Something to try, would be to MITM one (or more) of the connections, and spy on their streams. Again, here I see people get anxious and start major attacks once they have a confirmed phish on the line. Keep in mind, much like with fishing, you need to get the hook set, so your prey doesn’t just flop off the line. In the case of Phishing, its no different. If you disrupt their internet connection, or make things work poorly, they will likely just look for a different network that doesn’t have problems. so KEEP YOUR LINES CLEAR so you can monitor the flow of data.

Finally, once you’re certain that the phish has taken your bait, SET THE HOOK and REEL them in. With hacking, and network security, the biggest phish are worth waiting for, you can be sure you’re not wasting your effort to catch a ‘minnow’ and actually catch the Great White.
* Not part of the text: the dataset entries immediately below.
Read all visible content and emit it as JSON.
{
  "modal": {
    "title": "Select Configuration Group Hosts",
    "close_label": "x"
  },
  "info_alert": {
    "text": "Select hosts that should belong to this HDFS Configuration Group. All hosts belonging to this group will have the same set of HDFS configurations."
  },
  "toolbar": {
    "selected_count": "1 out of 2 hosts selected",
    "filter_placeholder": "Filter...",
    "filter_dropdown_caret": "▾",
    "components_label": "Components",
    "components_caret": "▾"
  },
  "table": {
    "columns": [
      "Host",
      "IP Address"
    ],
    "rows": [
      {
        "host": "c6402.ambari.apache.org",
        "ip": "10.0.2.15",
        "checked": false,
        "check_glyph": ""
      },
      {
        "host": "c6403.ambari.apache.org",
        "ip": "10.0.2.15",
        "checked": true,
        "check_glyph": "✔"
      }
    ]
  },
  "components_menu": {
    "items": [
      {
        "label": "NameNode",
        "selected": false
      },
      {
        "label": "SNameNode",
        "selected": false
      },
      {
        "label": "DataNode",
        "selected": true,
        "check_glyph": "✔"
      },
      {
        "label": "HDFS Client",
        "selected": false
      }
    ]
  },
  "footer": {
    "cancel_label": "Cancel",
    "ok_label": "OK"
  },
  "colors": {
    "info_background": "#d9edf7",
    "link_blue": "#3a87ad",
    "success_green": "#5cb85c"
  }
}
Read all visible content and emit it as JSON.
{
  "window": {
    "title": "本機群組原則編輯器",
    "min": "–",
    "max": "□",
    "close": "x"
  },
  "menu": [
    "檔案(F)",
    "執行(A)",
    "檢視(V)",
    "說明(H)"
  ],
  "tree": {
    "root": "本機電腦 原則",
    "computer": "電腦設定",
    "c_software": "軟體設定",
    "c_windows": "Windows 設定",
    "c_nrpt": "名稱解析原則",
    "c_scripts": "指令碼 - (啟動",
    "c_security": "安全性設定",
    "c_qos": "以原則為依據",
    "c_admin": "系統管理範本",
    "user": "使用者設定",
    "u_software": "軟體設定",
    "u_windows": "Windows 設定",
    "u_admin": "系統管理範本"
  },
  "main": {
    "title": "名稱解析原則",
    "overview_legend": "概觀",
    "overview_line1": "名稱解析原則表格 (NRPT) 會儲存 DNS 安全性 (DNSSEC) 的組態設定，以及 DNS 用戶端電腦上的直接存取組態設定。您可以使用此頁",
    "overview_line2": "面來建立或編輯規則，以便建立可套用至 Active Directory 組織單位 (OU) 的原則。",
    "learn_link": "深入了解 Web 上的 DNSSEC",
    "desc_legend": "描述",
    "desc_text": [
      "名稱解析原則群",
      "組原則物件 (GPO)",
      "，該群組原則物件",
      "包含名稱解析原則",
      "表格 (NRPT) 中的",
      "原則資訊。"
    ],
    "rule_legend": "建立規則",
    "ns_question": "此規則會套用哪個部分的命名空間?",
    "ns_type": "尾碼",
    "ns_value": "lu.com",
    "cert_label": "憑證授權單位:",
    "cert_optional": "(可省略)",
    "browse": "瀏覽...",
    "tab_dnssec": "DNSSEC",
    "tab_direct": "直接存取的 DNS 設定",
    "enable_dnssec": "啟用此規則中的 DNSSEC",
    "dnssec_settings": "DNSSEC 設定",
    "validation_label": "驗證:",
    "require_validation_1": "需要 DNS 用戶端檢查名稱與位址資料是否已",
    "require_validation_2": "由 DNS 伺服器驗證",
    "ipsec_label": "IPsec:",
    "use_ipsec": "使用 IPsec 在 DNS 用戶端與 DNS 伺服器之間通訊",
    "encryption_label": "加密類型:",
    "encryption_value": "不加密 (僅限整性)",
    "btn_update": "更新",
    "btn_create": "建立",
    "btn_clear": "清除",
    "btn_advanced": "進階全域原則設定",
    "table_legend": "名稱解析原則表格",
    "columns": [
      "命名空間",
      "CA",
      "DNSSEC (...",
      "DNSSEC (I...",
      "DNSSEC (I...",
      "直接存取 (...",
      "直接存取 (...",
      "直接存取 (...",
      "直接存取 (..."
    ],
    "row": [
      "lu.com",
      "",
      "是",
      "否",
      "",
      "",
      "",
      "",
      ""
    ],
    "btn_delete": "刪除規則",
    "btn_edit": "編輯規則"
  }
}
Thank you for reading my ranting about you bastards polluting my networks with your noise. I hope this helps you to think before acting, and as always, ALL actions have consiquences, make sure you can HANDLE the phish you’re trying to catch, and that it wont EAT you when you pull it out of the water.

-That is all

I love #infosec, but hate Skiddies

I love the Information Security world. I love the free flow of information, and the hard work of great people smarter and more amazing than I who fight every day for your privacy. I’m a hacker, I love to trick you into giving up your privacy, or working on breaking things.

one of the main problems I’ve seen in the current fighting in the interwebs, is that many new hackers try to fight for fame, or their 15 minutes, by releasing some DB. These “hackers” generally use cookie-cutter attacks that they copied off some forum or blog. we “affectionately” call them Script Kiddies (Skiddies) because they have no idea how the attacks they are using work, or WHY, but simply just try everything they can find and hope that SOMETHING sticks. This presents a few problems that I would like to outline.

Collateral Damage:
When a company is compromised, and the entire database is leaked publicly for the “lulz” you’re not really hurting the company. You hurt all the users, most of whom have no way to know that an attack happened, or that their account information just got leaked. Compounding that, many of those users reuse the same email/password or username/password combinations on multiple sites to make things easy. This now has impacted other potential customers and companies than the one you were targeting. Many who hack under the banner of Anonymous claim they are targeting companies and governments for corruption and they are trying to help the users, but by releasing the data in the manner that happens most often lately, they do the opposite.

Trust, or the Lack of:
Our industry is an industry of secrets. A secret is the most important and powerful weapon you can wield, and when you scream to the rooftops that you have no ability to keep a secret, you will not gain the trust of ANYONE. and you stand a great chance of losing any trust you have managed to aquire in a field where trust is everything.

Placing Bullseye on your back:
The last drawback I’ll cover regarding public release of data, is that you instantly place a target on your back. The government really seems to be working hard lately on busting hackers, so when you announce “HEY LOOK OVER HERE, I’M DOING ILLEGAL THINGS” all it does is get you in trouble.

I enjoy hacking as much as anyone else, I just worry that all the negative attention thats coming from skiddies is going to undo much of the hard work to bring hacking to the front lines as a legitimate industry.